Автобус подошел совсем близко, и мы закричали. Увидев нас, приезжие выбрались из автобуса и бегом направились к холмам.
— Сюда! Сюда! — закричали мы и сами побежали им навстречу.
Первым из-за холма вынырнул Рустам.
— Ура-а-а! — закричали мы.
Вслед за Рустамом бежал Борис, одной рукой увлекая за собой Лиду.
— О, ребята, как у вас здесь хорошо! — широко раскинув руки и закружившись на месте, закричала Лида.
Мы остановились и, возбужденные, еле переводя дух от бега, здоровались с ребятами.
— Ой, как ты загорел, — улыбнулась Лида, а затем, опустив глаза, еле слышно добавила, — мой обветренный горный человек.
Я не знал, что ответить ей. Вокруг нас стояли ребята из консерватории и наши курсанты. Я лишь молча пожал ее смуглую, нежную ручку.
— Молодцы, ребята, что приехали, — басил рядом Степан.
— На то они и наши друзья! — радостно воскликнул Анвар.
— Вам нелегко здесь было, мы понимаем, вот и приехали, — смущаясь, ответил Борис.
— Собирались раньше, да не получилось, — как бы оправдывался Рустам.
— А где Вадим? Мы о его подвиге в газете читали, — заговорила Лида, ища глазами Вадима.
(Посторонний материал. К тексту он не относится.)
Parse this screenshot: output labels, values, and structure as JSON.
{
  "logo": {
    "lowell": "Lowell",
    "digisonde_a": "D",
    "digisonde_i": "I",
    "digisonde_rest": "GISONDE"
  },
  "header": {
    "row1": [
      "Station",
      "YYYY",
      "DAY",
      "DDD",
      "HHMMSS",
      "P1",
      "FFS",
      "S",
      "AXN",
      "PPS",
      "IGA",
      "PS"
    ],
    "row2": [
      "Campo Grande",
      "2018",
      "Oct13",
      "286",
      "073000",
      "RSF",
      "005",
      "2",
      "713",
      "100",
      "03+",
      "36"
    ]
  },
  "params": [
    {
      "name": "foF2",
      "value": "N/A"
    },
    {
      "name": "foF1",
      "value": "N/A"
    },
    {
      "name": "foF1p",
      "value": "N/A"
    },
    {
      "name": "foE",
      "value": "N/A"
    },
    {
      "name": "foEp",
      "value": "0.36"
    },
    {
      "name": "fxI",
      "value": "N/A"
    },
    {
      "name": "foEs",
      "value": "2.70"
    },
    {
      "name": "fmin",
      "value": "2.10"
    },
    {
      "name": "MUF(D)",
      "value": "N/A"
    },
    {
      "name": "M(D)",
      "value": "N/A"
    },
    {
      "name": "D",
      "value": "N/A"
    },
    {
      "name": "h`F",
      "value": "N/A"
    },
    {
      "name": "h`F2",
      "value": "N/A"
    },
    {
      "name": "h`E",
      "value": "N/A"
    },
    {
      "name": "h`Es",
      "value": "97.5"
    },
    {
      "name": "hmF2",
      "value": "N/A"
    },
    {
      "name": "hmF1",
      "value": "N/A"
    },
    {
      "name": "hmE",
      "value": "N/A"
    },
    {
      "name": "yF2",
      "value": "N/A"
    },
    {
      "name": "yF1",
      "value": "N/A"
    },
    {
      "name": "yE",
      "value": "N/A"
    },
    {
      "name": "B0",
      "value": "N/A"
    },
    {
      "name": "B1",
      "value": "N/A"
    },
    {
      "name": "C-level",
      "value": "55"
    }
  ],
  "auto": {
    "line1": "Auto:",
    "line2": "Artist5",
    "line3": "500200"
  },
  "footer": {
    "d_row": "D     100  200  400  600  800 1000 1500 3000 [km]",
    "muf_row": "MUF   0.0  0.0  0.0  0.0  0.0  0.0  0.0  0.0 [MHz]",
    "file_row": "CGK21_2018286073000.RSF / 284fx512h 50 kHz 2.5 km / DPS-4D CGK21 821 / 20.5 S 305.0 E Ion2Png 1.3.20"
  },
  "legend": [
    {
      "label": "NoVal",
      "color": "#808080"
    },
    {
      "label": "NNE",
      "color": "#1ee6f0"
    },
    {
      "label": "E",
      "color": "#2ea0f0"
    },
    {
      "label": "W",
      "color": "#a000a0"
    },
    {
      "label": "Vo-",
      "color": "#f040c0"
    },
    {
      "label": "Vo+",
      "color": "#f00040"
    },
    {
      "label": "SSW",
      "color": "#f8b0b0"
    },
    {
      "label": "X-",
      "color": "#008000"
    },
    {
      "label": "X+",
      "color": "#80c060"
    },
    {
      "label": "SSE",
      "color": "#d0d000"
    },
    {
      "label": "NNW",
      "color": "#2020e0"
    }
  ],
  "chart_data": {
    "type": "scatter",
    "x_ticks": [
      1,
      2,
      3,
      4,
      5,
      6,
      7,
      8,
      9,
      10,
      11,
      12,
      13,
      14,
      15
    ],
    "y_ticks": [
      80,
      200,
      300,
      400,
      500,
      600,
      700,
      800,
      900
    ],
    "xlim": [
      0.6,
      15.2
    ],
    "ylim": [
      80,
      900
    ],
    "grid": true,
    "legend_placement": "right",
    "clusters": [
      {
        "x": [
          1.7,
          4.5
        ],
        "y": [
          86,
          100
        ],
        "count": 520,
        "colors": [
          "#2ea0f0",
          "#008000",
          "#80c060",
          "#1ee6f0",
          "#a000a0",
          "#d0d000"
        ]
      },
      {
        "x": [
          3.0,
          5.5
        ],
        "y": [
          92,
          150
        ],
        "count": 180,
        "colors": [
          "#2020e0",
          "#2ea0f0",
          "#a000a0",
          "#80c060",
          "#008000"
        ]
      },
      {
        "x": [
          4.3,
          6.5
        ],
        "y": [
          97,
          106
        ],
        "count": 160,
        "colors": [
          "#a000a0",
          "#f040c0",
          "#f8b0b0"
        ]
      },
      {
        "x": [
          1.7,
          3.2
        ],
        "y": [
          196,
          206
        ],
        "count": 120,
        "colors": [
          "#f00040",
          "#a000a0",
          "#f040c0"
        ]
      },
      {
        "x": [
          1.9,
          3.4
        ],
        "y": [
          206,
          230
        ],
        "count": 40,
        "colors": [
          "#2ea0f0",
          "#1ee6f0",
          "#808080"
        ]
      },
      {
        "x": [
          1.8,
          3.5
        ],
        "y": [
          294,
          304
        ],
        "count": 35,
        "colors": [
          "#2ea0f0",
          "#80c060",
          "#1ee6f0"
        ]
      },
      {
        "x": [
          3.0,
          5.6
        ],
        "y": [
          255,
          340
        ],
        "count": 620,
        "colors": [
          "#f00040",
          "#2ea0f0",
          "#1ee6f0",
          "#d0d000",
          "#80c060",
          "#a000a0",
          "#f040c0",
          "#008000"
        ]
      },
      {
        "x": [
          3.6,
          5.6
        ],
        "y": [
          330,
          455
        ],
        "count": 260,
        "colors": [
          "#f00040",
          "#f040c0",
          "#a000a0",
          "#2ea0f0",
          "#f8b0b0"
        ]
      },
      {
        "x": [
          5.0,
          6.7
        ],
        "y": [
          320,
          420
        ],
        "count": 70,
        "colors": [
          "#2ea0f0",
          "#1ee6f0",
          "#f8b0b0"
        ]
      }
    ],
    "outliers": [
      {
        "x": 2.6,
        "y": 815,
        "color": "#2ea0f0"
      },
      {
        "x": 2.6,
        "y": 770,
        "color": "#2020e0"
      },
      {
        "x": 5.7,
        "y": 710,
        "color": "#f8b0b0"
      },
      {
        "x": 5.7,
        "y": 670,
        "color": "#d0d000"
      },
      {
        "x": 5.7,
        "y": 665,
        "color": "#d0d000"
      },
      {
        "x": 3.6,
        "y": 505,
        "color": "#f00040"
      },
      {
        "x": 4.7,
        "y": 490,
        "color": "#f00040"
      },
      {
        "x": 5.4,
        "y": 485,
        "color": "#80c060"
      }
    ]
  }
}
А Вадим, услышав ее слова, покраснел до самых ушей и, не зная, о чем дальше говорить, вдруг нашелся:
— Мы вам уже эстраду подготовили.
— Айда, ребята, посмотрите, — взмахнул рукой Степан, и все побежали на вершину. А мы с Лидой, не отпуская рук, медленно пошли за ними.
— Подснежники, — тихо сказала она, остановившись над маленьким одиноким цветочком, пробившимся сквозь редкую зелень травы.
— Подснежники, — повторил я и потянулся за цветком.
— Не надо, Леша, — и она плавно опустилась на землю рядом с цветком. — Он — первый цветок весны, он радуется солнцу, не будем лишать его этого счастья, — тихо произнесла девушка.
Я тоже опустился рядом с цветком и долго смотрел на его лепестки, а Лида, откинувшись, запела. Я подумал, что если есть у счастья вершина, то я достиг ее.
Так сидели мы долго, затем бродили по холмам до самого вечера, пока весь наш курс не собрался у подножья холма.
Это был самый замечательный концерт в моей жизни. Под сводами чистого, голубого неба, на фоне белых гор стояла стройная и величавая, словно сошедшая с картины Рериха, держательница мира — Лида. Она пела, а горы хрустальным эхом повторяли ее песню.
— Мендельсон, «Песня без слов», — объявил Борис и заиграл, повернувшись к заходящему солнцу. Вот диск его, коснувшись края земли, начал медленно опускаться за горизонтом, а музыка все звучала и звучала.